Tegen de varkenshouder zou hij willen zeggen: „doe wat je leuk vindt. Wanneer je echt eigen baas bent en je niet laat leiden door de bank en de slachterijorganisatie, dan zijn er volop mogelijkheden een regionaal, duurzaam of anderszins bijzonder product in de markt te zetten.”
Maar Schepers heeft gemakkelijk praten. Dat beseft hij ook wel. „De varkenshouder produceert slechts een basisingrediënt en is toch afhankelijk van de slachterij. Hij heeft andere partijen nodig. Maar het kan. Want er zijn ondernemers die het doen.”
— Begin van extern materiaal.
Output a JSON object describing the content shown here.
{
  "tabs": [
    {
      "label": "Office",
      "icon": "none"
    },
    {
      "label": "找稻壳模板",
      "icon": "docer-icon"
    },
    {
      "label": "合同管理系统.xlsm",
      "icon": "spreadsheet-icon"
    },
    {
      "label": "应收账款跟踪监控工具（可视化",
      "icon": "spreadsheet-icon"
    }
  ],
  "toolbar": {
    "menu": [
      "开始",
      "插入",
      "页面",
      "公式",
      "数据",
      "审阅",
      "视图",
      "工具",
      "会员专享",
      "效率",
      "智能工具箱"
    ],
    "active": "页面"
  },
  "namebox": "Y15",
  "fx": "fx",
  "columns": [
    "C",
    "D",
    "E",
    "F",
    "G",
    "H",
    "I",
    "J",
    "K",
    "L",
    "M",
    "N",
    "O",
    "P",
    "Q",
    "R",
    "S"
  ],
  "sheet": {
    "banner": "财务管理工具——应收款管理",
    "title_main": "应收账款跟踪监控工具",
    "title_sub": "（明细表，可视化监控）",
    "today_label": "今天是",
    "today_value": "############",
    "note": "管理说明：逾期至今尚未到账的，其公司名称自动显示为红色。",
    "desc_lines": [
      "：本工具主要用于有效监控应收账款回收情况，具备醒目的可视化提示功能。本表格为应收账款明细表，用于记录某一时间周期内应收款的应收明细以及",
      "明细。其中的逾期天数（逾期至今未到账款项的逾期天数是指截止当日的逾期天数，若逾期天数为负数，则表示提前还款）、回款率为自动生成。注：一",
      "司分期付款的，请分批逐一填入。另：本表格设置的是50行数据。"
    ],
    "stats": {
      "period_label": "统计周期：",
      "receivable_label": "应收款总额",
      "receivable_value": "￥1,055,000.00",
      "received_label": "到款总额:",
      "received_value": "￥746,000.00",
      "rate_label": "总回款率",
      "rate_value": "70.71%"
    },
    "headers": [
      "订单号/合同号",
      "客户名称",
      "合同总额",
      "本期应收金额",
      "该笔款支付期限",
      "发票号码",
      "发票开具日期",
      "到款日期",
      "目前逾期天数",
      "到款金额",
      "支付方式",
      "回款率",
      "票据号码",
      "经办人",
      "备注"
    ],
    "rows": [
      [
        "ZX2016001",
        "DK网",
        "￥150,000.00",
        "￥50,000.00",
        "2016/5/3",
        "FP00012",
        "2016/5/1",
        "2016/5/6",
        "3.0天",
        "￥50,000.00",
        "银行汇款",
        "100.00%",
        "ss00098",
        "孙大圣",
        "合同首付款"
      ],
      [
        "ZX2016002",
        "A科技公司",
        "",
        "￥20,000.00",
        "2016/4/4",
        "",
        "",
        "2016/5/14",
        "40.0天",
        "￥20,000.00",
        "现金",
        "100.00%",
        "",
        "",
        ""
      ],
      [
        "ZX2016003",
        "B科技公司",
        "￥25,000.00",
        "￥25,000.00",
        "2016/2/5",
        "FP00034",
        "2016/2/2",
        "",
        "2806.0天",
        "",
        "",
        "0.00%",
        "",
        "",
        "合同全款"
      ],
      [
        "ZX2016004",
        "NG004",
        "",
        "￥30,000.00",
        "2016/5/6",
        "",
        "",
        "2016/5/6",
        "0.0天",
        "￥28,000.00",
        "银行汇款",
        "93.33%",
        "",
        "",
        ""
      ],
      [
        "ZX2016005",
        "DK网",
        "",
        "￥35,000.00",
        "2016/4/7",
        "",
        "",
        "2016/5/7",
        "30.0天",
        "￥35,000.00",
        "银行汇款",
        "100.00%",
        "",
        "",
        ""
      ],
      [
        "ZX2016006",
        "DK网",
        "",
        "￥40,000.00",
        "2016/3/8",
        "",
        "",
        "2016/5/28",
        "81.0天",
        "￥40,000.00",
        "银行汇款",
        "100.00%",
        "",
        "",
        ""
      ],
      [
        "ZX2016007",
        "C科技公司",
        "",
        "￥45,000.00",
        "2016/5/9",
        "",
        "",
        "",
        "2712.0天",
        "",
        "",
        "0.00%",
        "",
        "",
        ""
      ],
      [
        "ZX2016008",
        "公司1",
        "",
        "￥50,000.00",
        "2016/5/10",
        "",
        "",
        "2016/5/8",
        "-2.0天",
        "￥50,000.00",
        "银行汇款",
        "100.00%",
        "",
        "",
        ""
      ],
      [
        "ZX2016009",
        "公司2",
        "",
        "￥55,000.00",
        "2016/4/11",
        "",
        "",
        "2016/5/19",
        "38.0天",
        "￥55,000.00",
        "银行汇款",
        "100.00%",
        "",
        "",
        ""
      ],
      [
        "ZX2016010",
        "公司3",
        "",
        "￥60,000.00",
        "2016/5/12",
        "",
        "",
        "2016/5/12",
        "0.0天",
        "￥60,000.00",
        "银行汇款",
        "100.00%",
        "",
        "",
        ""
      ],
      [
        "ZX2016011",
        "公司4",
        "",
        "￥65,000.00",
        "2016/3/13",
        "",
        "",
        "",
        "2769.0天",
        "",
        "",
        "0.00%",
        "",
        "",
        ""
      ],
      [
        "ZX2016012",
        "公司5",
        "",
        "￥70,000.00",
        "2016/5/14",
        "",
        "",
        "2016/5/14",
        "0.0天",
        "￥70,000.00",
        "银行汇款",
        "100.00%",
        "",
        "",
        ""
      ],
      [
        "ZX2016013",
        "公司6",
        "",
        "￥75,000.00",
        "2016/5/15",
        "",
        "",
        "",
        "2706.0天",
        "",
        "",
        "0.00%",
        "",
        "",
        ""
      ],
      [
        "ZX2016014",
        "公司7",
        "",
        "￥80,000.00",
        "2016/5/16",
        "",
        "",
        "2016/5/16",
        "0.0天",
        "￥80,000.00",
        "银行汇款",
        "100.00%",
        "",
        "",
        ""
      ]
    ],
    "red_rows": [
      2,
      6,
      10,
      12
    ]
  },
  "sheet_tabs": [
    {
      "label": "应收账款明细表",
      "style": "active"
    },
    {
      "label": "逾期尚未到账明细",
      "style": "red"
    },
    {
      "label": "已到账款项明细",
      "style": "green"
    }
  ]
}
Eén varkenshouder adviseren kan nog wel. Voor de hele sector wordt het moeilijk, erkent Schepers. „We kunnen moeilijk met z’n allen iets bijzonders doen.” Maar blijven investeren in een lagere kostprijs is hoe dan ook de verkeerde richting. „Prijzen van vlees worden hoe dan ook hoger”, stelt Schepers. „Niet alleen omdat het voer duurder wordt, maar ook omdat Azië meer te besteden heeft. Daardoor gaat hier het volume omlaag.” Schepers blijft optimistisch. „Duurder vlees geeft de sector meer kansen. Ze hoeven niet meer alleen naar de kosten te kijken.”